Stockholm -- Le prix Nobel d'économie a été décerné hier à l'Américain Edmund S. Phelps pour avoir démontré que la priorité donnée à une politique anti-inflationniste avait des effets bénéfiques à long terme sur la croissance.

Son travail à la fin des années 1960 sur les arbitrages de politique macroéconomique a permis d'«approfondir notre compréhension des relations entre effets à court et à long terme», a expliqué l'Académie royale suédoise des sciences dans ses attendus.

«J'espérais avoir ce prix, mais je ne savais pas quand. J'ignorais si je l'aurais à l'âge de 60 ans, de 70 ans, de 80 ans...», a déclaré à l'AFP le professeur âgé de 73 ans.

M. Phelps, professeur d'économie à l'université Columbia de New York, recevra le prix doté de 10 millions de couronnes suédoises (environ 1,1 million d'euros) le 10 décembre à Stockholm.

«C'est un grand modernisateur de la pensée de Keynes» (l'économiste britannique John Maynard Keynes), a commenté pour l'AFP Xavier Timbaud, directeur du département d'analyse et de prévision de l'Observatoire français des conjonctures économiques, auquel Edmund Phelps est associé.

Selon M. Timbaud, l'économiste américain a contribué à donner des fondements théoriques aux intuitions de Keynes en matière de politique économique.

Néo-keynésien favorable à un certain degré d'intervention des pouvoirs publics dans l'économie et opposé à la seule régulation par les marchés, M. Phelps a en outre montré en quoi la politique économique avait un intérêt.

«Par rapport aux économistes néo-classiques qui souvent énoncent un théorème d'impossibilité, -- il n'est pas possible de faire mieux que le marché --, Phelps a suivi une voie de recherche complètement différente qui consiste à montrer qu'il fallait compléter le marché par la politique économique», souligne M. Timbaud.

Chômage et inflation

Jérôme Glachant, conseiller scientifique au Conseil d'analyse économique, relève de son côté que l'Américain a su compléter la pensée de Milton Friedman (prix Nobel d'économie en 1976 et père de la théorie monétariste) avec la définition notamment du «taux de chômage naturel», à savoir le taux de chômage en dessous duquel des tensions inflationnistes risquent de naître.

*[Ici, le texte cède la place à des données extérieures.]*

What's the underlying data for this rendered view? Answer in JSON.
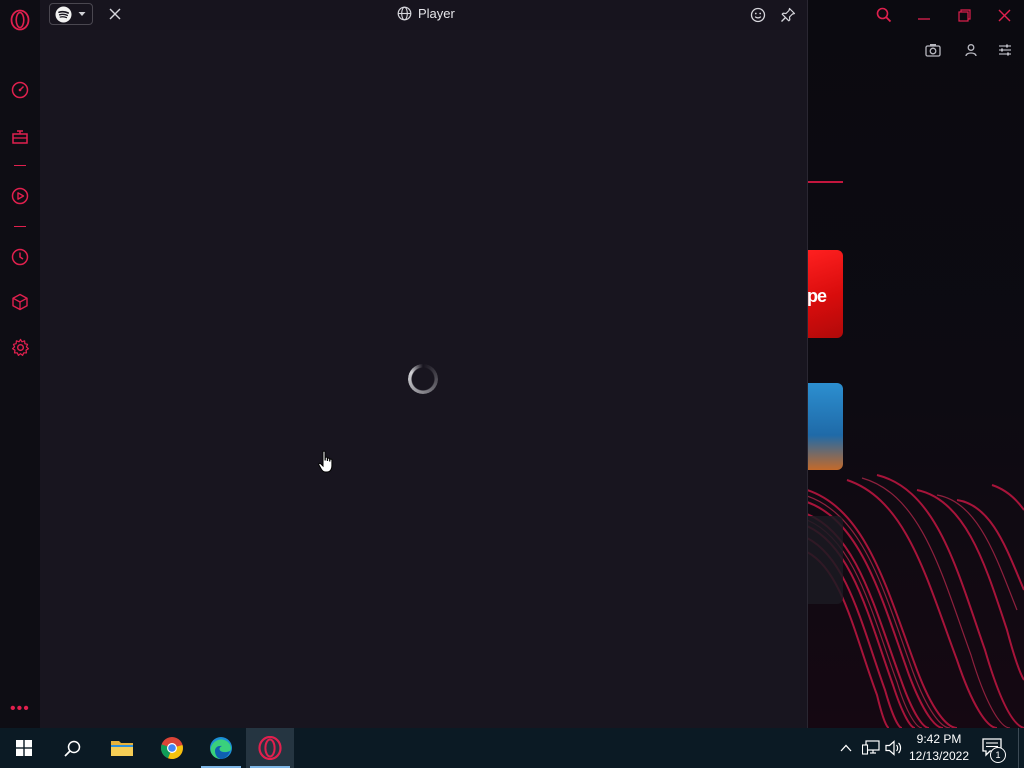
{
  "player": {
    "title": "Player",
    "service": "spotify-icon",
    "state": "loading"
  },
  "sidebar": {
    "items": [
      {
        "icon": "opera-logo-icon"
      },
      {
        "icon": "speed-dial-icon"
      },
      {
        "icon": "gift-icon"
      },
      {
        "icon": "player-icon"
      },
      {
        "icon": "history-icon"
      },
      {
        "icon": "extensions-icon"
      },
      {
        "icon": "settings-icon"
      },
      {
        "icon": "more-icon"
      }
    ]
  },
  "taskbar": {
    "apps": [
      {
        "icon": "windows-start-icon"
      },
      {
        "icon": "search-icon"
      },
      {
        "icon": "file-explorer-icon"
      },
      {
        "icon": "chrome-icon"
      },
      {
        "icon": "edge-icon"
      },
      {
        "icon": "opera-icon"
      }
    ],
    "time": "9:42 PM",
    "date": "12/13/2022",
    "notification_count": "1"
  },
  "browser": {
    "tile_text": "pe"
  },
  "colors": {
    "accent": "#e0204e",
    "panel_bg": "#18151f",
    "taskbar_bg": "#0b1a24"
  }
}
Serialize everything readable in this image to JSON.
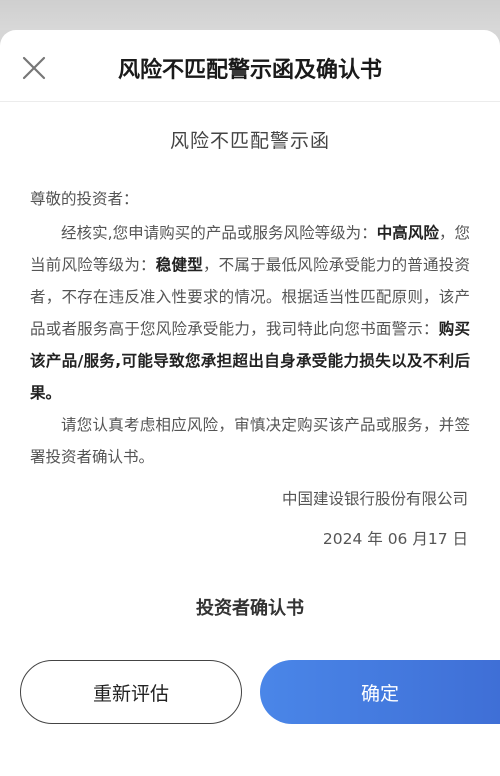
{
  "header": {
    "title": "风险不匹配警示函及确认书",
    "close_icon": "close-icon"
  },
  "letter": {
    "title": "风险不匹配警示函",
    "greeting": "尊敬的投资者：",
    "para1_a": "经核实,您申请购买的产品或服务风险等级为：",
    "para1_product_risk": "中高风险",
    "para1_b": "，您当前风险等级为：",
    "para1_user_risk": "稳健型",
    "para1_c": "，不属于最低风险承受能力的普通投资者，不存在违反准入性要求的情况。根据适当性匹配原则，该产品或者服务高于您风险承受能力，我司特此向您书面警示：",
    "para1_warning": "购买该产品/服务,可能导致您承担超出自身承受能力损失以及不利后果。",
    "para2": "请您认真考虑相应风险，审慎决定购买该产品或服务，并签署投资者确认书。",
    "company": "中国建设银行股份有限公司",
    "date": "2024 年 06 月17 日"
  },
  "confirmation": {
    "title": "投资者确认书"
  },
  "buttons": {
    "reassess": "重新评估",
    "confirm": "确定"
  },
  "colors": {
    "confirm_button": "#4a86e8",
    "background": "#ffffff"
  }
}
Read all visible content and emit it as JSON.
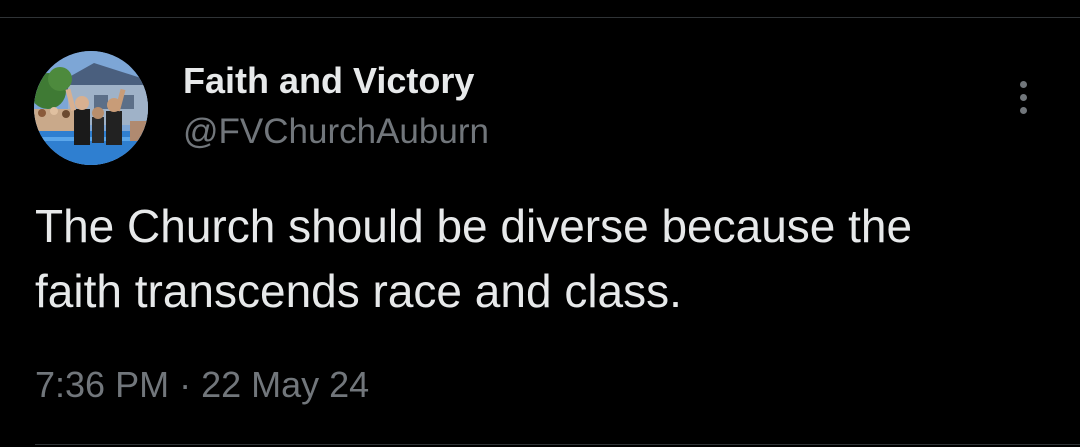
{
  "tweet": {
    "author": {
      "display_name": "Faith and Victory",
      "handle": "@FVChurchAuburn",
      "avatar_icon": "profile-photo-baptism"
    },
    "text": "The Church should be diverse because the\nfaith transcends race and class.",
    "time": "7:36 PM",
    "separator": "·",
    "date": "22 May 24",
    "more_icon": "more-vertical-icon"
  },
  "colors": {
    "background": "#000000",
    "primary_text": "#e7e9ea",
    "secondary_text": "#71767b",
    "divider": "#2f3336"
  }
}
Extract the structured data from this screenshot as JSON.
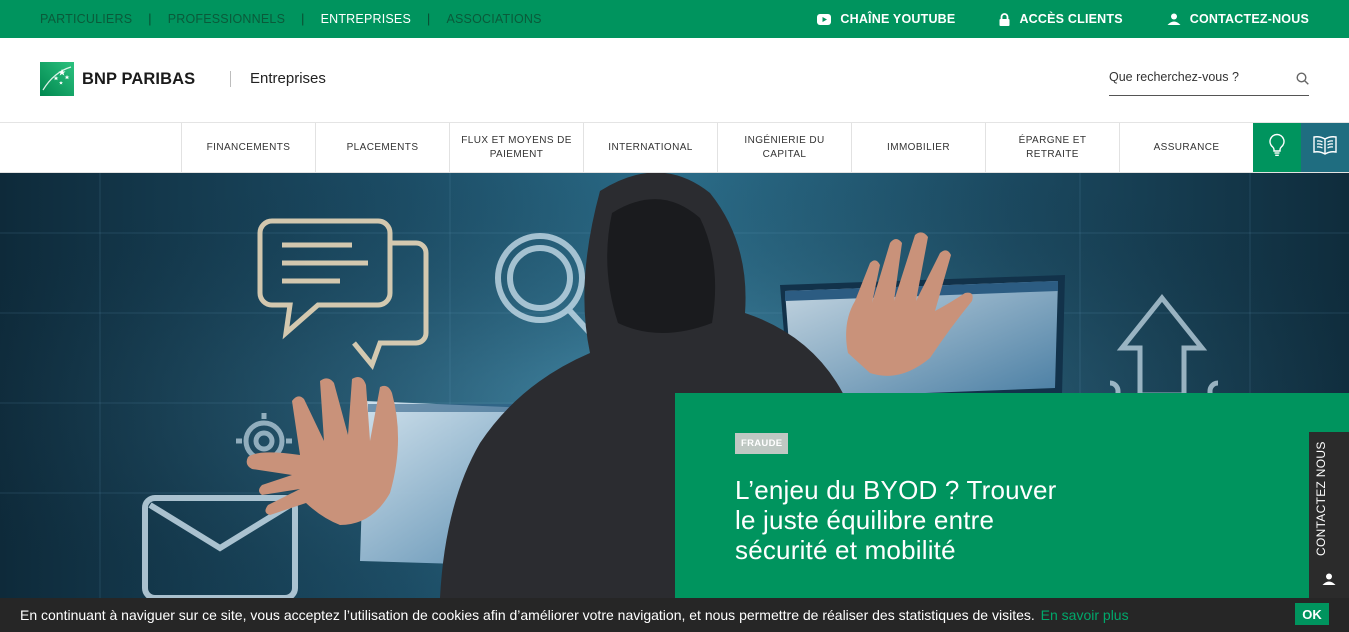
{
  "topbar": {
    "segments": [
      "PARTICULIERS",
      "PROFESSIONNELS",
      "ENTREPRISES",
      "ASSOCIATIONS"
    ],
    "active_segment": "ENTREPRISES",
    "separator": "|",
    "youtube": "CHAÎNE YOUTUBE",
    "client_access": "ACCÈS CLIENTS",
    "contact": "CONTACTEZ-NOUS",
    "color": "#00945e"
  },
  "header": {
    "brand": "BNP PARIBAS",
    "subtitle": "Entreprises",
    "search_placeholder": "Que recherchez-vous ?"
  },
  "nav": {
    "items": [
      "FINANCEMENTS",
      "PLACEMENTS",
      "FLUX ET MOYENS DE PAIEMENT",
      "INTERNATIONAL",
      "INGÉNIERIE DU CAPITAL",
      "IMMOBILIER",
      "ÉPARGNE ET RETRAITE",
      "ASSURANCE"
    ],
    "icons": [
      "lightbulb-icon",
      "book-icon"
    ]
  },
  "hero": {
    "tag": "FRAUDE",
    "title": "L’enjeu du BYOD ? Trouver le juste équilibre entre sécurité et mobilité",
    "contact_tab": "CONTACTEZ NOUS"
  },
  "cookie": {
    "text": "En continuant à naviguer sur ce site, vous acceptez l’utilisation de cookies afin d’améliorer votre navigation, et nous permettre de réaliser des statistiques de visites.",
    "link": "En savoir plus",
    "ok": "OK"
  }
}
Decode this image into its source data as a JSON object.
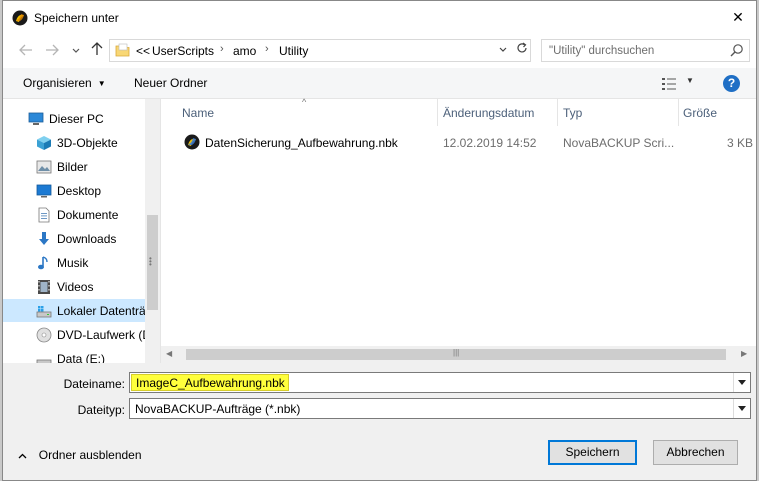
{
  "window": {
    "title": "Speichern unter",
    "close_label": "✕"
  },
  "address": {
    "overflow": "<<",
    "crumbs": [
      "UserScripts",
      "amo",
      "Utility"
    ],
    "search_placeholder": "\"Utility\" durchsuchen"
  },
  "toolbar": {
    "organize": "Organisieren",
    "new_folder": "Neuer Ordner",
    "help": "?"
  },
  "nav": {
    "items": [
      {
        "label": "Dieser PC",
        "icon": "pc-icon"
      },
      {
        "label": "3D-Objekte",
        "icon": "3d-objects-icon"
      },
      {
        "label": "Bilder",
        "icon": "pictures-icon"
      },
      {
        "label": "Desktop",
        "icon": "desktop-icon"
      },
      {
        "label": "Dokumente",
        "icon": "documents-icon"
      },
      {
        "label": "Downloads",
        "icon": "downloads-icon"
      },
      {
        "label": "Musik",
        "icon": "music-icon"
      },
      {
        "label": "Videos",
        "icon": "videos-icon"
      },
      {
        "label": "Lokaler Datenträger (C:)",
        "icon": "drive-icon"
      },
      {
        "label": "DVD-Laufwerk (D:)",
        "icon": "dvd-icon"
      },
      {
        "label": "Data (E:)",
        "icon": "drive-icon"
      }
    ]
  },
  "list": {
    "columns": {
      "name": "Name",
      "modified": "Änderungsdatum",
      "type": "Typ",
      "size": "Größe"
    },
    "files": [
      {
        "name": "DatenSicherung_Aufbewahrung.nbk",
        "modified": "12.02.2019 14:52",
        "type": "NovaBACKUP Scri...",
        "size": "3 KB"
      }
    ]
  },
  "form": {
    "filename_label": "Dateiname:",
    "filename_value": "ImageC_Aufbewahrung.nbk",
    "filetype_label": "Dateityp:",
    "filetype_value": "NovaBACKUP-Aufträge (*.nbk)"
  },
  "footer": {
    "hide_folders": "Ordner ausblenden",
    "save": "Speichern",
    "cancel": "Abbrechen"
  },
  "colors": {
    "accent": "#0078d7",
    "selection": "#cce8ff",
    "highlight": "#ffff3c"
  }
}
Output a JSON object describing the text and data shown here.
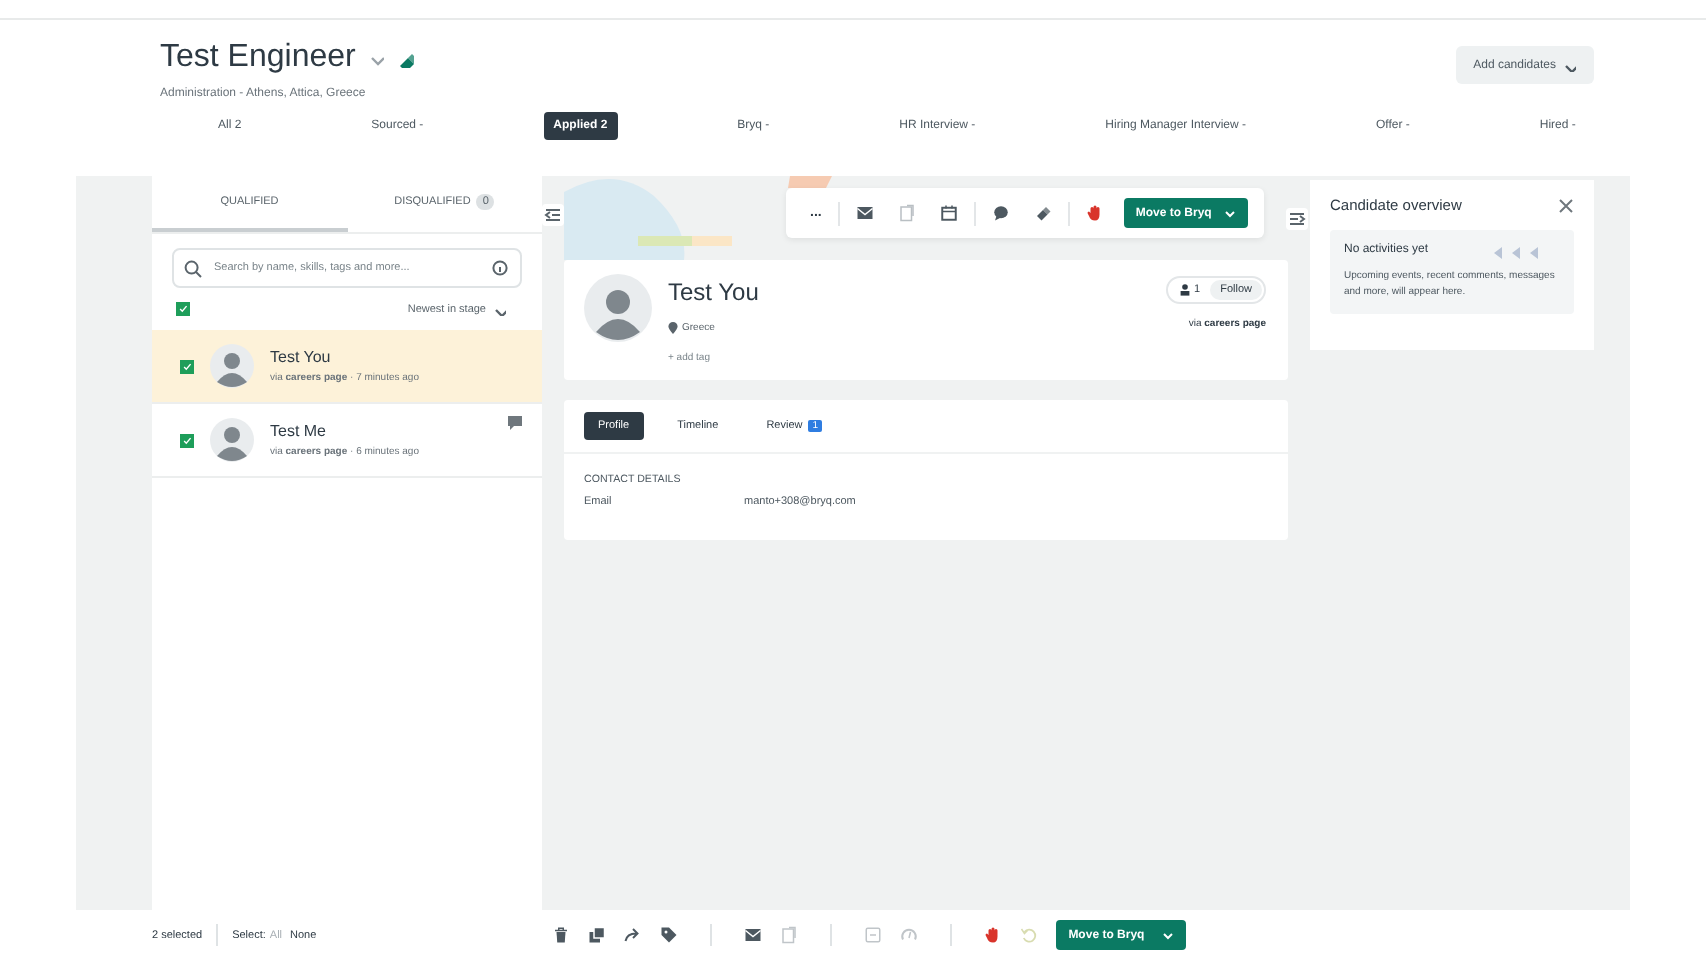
{
  "job": {
    "title": "Test Engineer",
    "subtitle": "Administration - Athens, Attica, Greece"
  },
  "add_candidates": "Add candidates",
  "stages": [
    {
      "label": "All",
      "count": "2",
      "selected": false
    },
    {
      "label": "Sourced",
      "count": "-",
      "selected": false
    },
    {
      "label": "Applied",
      "count": "2",
      "selected": true
    },
    {
      "label": "Bryq",
      "count": "-",
      "selected": false
    },
    {
      "label": "HR Interview",
      "count": "-",
      "selected": false
    },
    {
      "label": "Hiring Manager Interview",
      "count": "-",
      "selected": false
    },
    {
      "label": "Offer",
      "count": "-",
      "selected": false
    },
    {
      "label": "Hired",
      "count": "-",
      "selected": false
    }
  ],
  "list_tabs": [
    {
      "label": "QUALIFIED",
      "selected": true
    },
    {
      "label": "DISQUALIFIED",
      "count": "0",
      "selected": false
    }
  ],
  "search": {
    "placeholder": "Search by name, skills, tags and more..."
  },
  "select_all": {
    "checked": true
  },
  "sort": "Newest in stage",
  "candidates": [
    {
      "name": "Test You",
      "source": "via **careers page** · 7 minutes ago",
      "checked": true,
      "selected": true,
      "has_comment": false
    },
    {
      "name": "Test Me",
      "source": "via **careers page** · 6 minutes ago",
      "checked": true,
      "selected": false,
      "has_comment": true
    }
  ],
  "profile": {
    "more": "...",
    "move_button": "Move to Bryq",
    "name": "Test You",
    "location": "Greece",
    "add_tag": "+ add tag",
    "followers": "1",
    "follow": "Follow",
    "source": "via **careers page**",
    "tabs": [
      {
        "label": "Profile",
        "selected": true
      },
      {
        "label": "Timeline",
        "selected": false
      },
      {
        "label": "Review",
        "count": "1",
        "selected": false
      }
    ],
    "section": "CONTACT DETAILS",
    "fields": [
      {
        "label": "Email",
        "value": "manto+308@bryq.com"
      }
    ]
  },
  "overview": {
    "title": "Candidate overview",
    "empty_title": "No activities yet",
    "empty_text": "Upcoming events, recent comments, messages and more, will appear here."
  },
  "bulk": {
    "selected_count": "2 selected",
    "select_label": "Select:",
    "options": [
      {
        "label": "All",
        "disabled": true
      },
      {
        "label": "None",
        "disabled": false
      }
    ],
    "move_button": "Move to Bryq"
  }
}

L'Académie a relevé que les analyses de M. Phelps avaient porté sur la façon de concilier des impératifs parfois contradictoires, comme inflation et chômage, pour définir une politique économique.

«Il a démontré de quelle manière les politiques de stabilisation macroéconomiques du futur dépendaient des décisions prises aujourd'hui: une inflation basse aujourd'hui induit une inflation basse à l'avenir», explique le comité. Selon Edmund Phelps, les anticipations et leur contenu jouent un rôle crucial et ont une influence déterminante sur l'efficacité de la politique monétaire.

Les recherches de M. Phelps à la fin des années 1960 et au début des années 1970 «ont changé notre façon de percevoir l'interaction entre inflation et chômage», permettant de mieux comprendre les causes profondes des deux phénomènes, a ajouté le jury.

«L'inflation ne dépend pas seulement du chômage, mais aussi des attentes des entreprises et des employés quant à l'augmentation des prix et des salaires», selon le professeur.

L'Américain a en outre analysé le rôle fondamental joué par l'éducation et la recherche-développement dans les processus de croissance.

Deux prix Nobel restent encore à décerner cette année. Jeudi, le prix de littérature sera annoncé à Stockholm et le Nobel de la paix vendredi à Oslo.